Até então, viviam em um apartamento sem estantes. Na ausência de prateleiras, todo o espaço que os livros conseguiram reivindicar foi o das gavetas do rack da sala de TV. Nem sempre foi assim, mesmo porque ela nem sempre morou ali. O apartamento era dele, e o projeto arquitetônico havia sido ideia de uma ex-namorada dele, que, ao que tudo indica, não era uma pessoa muito chegada a livros. O design privilegiava o ambiente dedicado à TV, que era amplo a ponto de que se pudesse assistir ao que quer que fosse enquanto se estivesse na sala ou na cozinha. Quem é que fazia questão de assistir TV enquanto está na cozinha, alguém talvez venha a se questionar, como ela mesma o fez. Ao que parece, havia quem fizesse.
O apartamento era, além disso, cheio de espelhos. Mais tarde, eles descobririam que os espelhos funcionavam como uma espécie de empecilho ao sinal de internet, de modo que a conexão, não raro, se rompia. Antes de que o soubessem, no entanto, ela já se incomodava com aquela quantidade de espelhos. Qual contexto justificaria que ela precisasse, assim com tanta frequência, desse enfrentamento com a própria imagem? Tantos espelhos, e nenhuma estante para os livros.

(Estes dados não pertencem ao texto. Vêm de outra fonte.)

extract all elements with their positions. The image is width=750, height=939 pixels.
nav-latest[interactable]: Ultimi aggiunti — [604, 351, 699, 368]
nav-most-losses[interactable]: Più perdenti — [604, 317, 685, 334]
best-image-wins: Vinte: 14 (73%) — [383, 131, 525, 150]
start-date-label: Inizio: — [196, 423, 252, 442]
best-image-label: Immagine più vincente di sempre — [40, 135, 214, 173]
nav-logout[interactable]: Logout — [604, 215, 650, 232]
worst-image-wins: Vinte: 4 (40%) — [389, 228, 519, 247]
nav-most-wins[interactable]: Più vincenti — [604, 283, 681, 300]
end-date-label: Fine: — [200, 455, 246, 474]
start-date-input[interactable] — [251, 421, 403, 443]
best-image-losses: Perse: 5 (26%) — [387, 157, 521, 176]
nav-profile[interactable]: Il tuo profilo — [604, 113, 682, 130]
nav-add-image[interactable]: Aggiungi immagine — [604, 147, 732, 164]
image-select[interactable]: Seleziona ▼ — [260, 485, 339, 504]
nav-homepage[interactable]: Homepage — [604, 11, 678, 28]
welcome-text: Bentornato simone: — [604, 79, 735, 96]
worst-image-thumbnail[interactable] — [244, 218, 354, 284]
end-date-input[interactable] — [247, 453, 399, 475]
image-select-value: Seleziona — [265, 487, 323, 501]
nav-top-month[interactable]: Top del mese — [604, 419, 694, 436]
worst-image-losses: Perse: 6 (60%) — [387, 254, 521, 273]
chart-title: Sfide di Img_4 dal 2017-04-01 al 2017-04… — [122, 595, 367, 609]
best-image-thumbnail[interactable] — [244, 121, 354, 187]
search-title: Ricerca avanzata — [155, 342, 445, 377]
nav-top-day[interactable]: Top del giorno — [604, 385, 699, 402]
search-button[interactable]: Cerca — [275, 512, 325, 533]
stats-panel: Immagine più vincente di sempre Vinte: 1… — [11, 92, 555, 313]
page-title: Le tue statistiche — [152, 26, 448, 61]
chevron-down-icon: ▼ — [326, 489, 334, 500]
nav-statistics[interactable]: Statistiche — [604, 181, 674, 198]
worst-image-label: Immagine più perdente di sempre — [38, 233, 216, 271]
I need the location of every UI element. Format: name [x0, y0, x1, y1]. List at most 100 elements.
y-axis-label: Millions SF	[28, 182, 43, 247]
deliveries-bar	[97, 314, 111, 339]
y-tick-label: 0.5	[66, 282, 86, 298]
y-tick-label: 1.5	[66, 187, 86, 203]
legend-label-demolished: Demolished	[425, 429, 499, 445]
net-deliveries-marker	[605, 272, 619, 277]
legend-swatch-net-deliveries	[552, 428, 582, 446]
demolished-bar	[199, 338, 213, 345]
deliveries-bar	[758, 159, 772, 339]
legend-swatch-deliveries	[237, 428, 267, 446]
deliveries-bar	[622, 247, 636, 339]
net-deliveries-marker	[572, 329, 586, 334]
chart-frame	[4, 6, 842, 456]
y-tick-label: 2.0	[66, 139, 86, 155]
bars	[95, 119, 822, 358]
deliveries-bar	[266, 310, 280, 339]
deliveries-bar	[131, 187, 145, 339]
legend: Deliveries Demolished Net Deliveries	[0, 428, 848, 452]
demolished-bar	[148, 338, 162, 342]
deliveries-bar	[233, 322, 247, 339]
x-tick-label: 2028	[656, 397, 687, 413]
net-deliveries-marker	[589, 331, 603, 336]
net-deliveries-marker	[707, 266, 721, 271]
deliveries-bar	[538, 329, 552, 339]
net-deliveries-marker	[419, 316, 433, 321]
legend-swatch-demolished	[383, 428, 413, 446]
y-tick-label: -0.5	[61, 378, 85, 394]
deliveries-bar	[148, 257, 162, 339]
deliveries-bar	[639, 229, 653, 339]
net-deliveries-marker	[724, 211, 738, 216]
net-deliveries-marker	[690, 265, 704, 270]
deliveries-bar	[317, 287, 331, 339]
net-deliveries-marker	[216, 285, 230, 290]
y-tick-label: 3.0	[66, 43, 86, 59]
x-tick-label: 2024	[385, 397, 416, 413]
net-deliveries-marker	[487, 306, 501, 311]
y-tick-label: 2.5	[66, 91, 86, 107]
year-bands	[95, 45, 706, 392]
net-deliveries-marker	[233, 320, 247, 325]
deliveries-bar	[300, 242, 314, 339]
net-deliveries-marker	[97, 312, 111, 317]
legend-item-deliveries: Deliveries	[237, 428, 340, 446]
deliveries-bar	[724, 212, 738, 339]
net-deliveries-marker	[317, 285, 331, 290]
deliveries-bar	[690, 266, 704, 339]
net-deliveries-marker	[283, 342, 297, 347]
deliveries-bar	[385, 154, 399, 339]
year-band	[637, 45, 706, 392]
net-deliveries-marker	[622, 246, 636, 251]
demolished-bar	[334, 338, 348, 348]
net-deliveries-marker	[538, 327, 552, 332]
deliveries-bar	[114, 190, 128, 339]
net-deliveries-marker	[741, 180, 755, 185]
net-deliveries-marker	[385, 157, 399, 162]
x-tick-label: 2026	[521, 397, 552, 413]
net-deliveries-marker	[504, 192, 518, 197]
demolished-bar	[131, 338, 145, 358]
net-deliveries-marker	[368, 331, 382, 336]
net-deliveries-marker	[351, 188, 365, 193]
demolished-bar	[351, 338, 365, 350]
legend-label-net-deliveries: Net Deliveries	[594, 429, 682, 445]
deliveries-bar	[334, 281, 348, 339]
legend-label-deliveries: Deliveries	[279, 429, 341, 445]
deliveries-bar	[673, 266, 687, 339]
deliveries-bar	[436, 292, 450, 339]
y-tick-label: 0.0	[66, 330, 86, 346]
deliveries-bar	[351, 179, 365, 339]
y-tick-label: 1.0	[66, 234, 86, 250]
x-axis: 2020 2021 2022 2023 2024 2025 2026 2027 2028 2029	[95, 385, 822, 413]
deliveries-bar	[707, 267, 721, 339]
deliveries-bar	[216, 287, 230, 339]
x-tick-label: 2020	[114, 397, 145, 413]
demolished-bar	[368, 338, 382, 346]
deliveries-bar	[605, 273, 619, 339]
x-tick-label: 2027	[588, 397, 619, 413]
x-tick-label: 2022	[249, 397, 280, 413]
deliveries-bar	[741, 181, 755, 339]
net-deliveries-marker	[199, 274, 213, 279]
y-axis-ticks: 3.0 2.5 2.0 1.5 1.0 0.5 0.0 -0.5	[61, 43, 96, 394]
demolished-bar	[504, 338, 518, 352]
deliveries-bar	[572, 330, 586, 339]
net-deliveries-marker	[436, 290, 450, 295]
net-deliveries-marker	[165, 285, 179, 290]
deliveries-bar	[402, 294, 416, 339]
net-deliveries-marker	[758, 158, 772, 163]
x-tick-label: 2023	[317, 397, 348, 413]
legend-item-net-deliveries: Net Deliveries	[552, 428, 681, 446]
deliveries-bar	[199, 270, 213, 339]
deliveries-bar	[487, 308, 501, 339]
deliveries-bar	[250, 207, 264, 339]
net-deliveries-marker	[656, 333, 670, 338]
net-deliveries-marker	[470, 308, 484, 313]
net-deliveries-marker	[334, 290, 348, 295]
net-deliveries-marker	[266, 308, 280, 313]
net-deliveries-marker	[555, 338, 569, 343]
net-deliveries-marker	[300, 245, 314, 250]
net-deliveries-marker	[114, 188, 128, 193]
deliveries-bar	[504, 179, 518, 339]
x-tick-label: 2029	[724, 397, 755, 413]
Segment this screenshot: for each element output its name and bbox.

Mesmo agora, depois de casados, eles continuavam a habitar o apartamento cujo projeto de arquitetura fora orientado a partir das preferências da ex-namorada dele. A ideia era esperar até que encontrassem a casa que lhes parecesse ideal — com jardim para o cachorro que já tinham e para os tantos outros que ainda gostariam de ter, bem como com um cômodo que fosse todo dedicado à organização de uma biblioteca. Por ora, no entanto, ainda no apartamento, afinal a vida é aquilo que acontece enquanto fazemos planos, alocaram uma estante de livros onde antes havia mais uma das muitas paredes espelhadas.

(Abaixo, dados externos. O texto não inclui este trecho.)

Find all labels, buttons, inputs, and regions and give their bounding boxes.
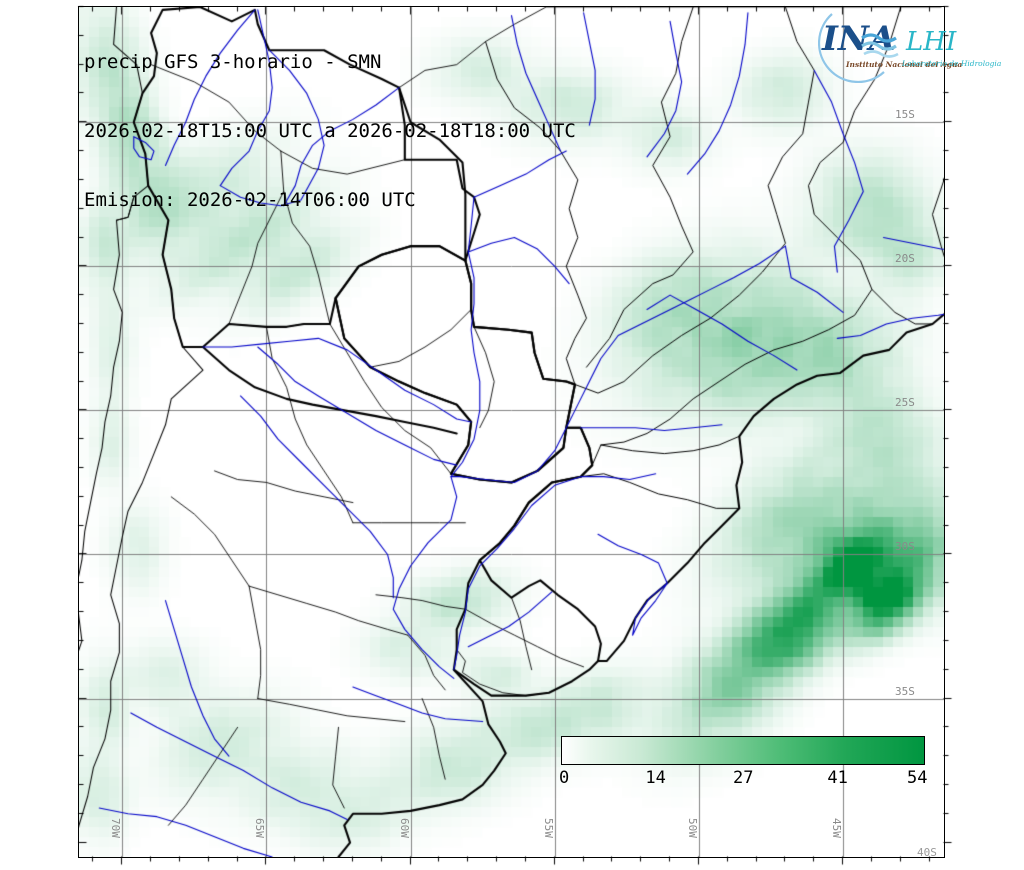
lon-label-50W: 50W <box>685 818 699 838</box>
corner-label-40S: 40S <box>917 846 937 859</box>
title-line-variable: precip GFS 3-horario - SMN <box>84 51 382 73</box>
title-line-valid-period: 2026-02-18T15:00 UTC a 2026-02-18T18:00 … <box>84 120 576 142</box>
logo-graphic: INA Instituto Nacional del Agua LHI Labo… <box>818 13 1001 83</box>
colorbar-tick-27: 27 <box>733 768 754 788</box>
colorbar-tick-54: 54 <box>907 768 928 788</box>
logo-lhi-subtitle: Laboratorio de Hidrologia <box>901 59 1001 68</box>
logo-lhi-text: LHI <box>905 27 957 57</box>
colorbar: 0 14 27 41 54 <box>559 736 927 788</box>
title-line-emission: Emision: 2026-02-14T06:00 UTC <box>84 189 416 211</box>
lon-label-65W: 65W <box>253 818 267 838</box>
lat-label-30S: 30S <box>895 540 915 554</box>
lon-label-60W: 60W <box>397 818 411 838</box>
colorbar-tick-14: 14 <box>645 768 666 788</box>
colorbar-tick-41: 41 <box>827 768 848 788</box>
lat-label-15S: 15S <box>895 108 915 122</box>
lon-label-45W: 45W <box>830 818 844 838</box>
colorbar-gradient <box>561 736 925 765</box>
plot-title: precip GFS 3-horario - SMN 2026-02-18T15… <box>84 5 576 258</box>
lat-label-20S: 20S <box>895 252 915 266</box>
lat-label-25S: 25S <box>895 396 915 410</box>
lon-label-55W: 55W <box>541 818 555 838</box>
colorbar-tick-0: 0 <box>559 768 570 788</box>
lon-label-70W: 70W <box>109 818 123 838</box>
ina-lhi-logo: INA Instituto Nacional del Agua LHI Labo… <box>818 4 1018 84</box>
lat-label-35S: 35S <box>895 684 915 698</box>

A ideia da arquiteta deve ter sido a de tornar o apartamento maior, uma amiga sugeriu a ela. Franzindo a testa, ela acomoda esse pensamento, mas a lógica ainda não a convence. Por que é que fazemos tanta questão de nos iludirmos? Por que insistimos em nos enganar com uma versão das coisas que, na verdade, como bem sabemos, não é real?
Bem, ela logo recua, uma estante de livros não deixa de simbolizar, para ela, um modo de enxergar para além do que existe. Ao abrir um Murakami, por exemplo, não é pela realidade, pura e simples, que ela procura. Talvez a fascinação que algumas pessoas sentem por espelhos tenha algo que ver com o deslumbramento pelo qual um outro alguém se vê tomado quando em frente a uma estante de livros.
Uma vez imerso em um daqueles títulos, também se quer acreditar que o espaço possa ser maior; que o mundo, de alguma maneira, possa ser maior. Ela mesma se recordava da infância em uma cidade minúscula, à qual talvez só não tenha sucumbido à medida que se deu a sua descoberta da literatura.
Pode ser que haja ainda uma semelhança no que diz respeito àquilo que a dupla reflete, seja o espelho, seja a estante. Ambos nos colocam diante de nós mesmos. Não é possível, ao menos é nisso que ela teima em acreditar, que nossos livros não nos contem de nós.
O acervo que agora finalmente descansa em uma estante adequada vai de Linguística à Direito, e evidencia facetas provavelmente menos visíveis nos espelhos tradicionais — aquela de quando se tentou aprender francês, a do período em que se voltou à filosofia, todas as influências feministas, os títulos estrangeiros que fazem ressoar lembranças das poucas viagens ao exterior e, como não poderia deixar de ser, a da adoração pela literatura, que lá figura desde a última à primeira prateleira, como quem sabe um ponto de partida e possivelmente também o de chegada.
Quando posicionada de frente à estante, é dela mesma que ela se vê diante.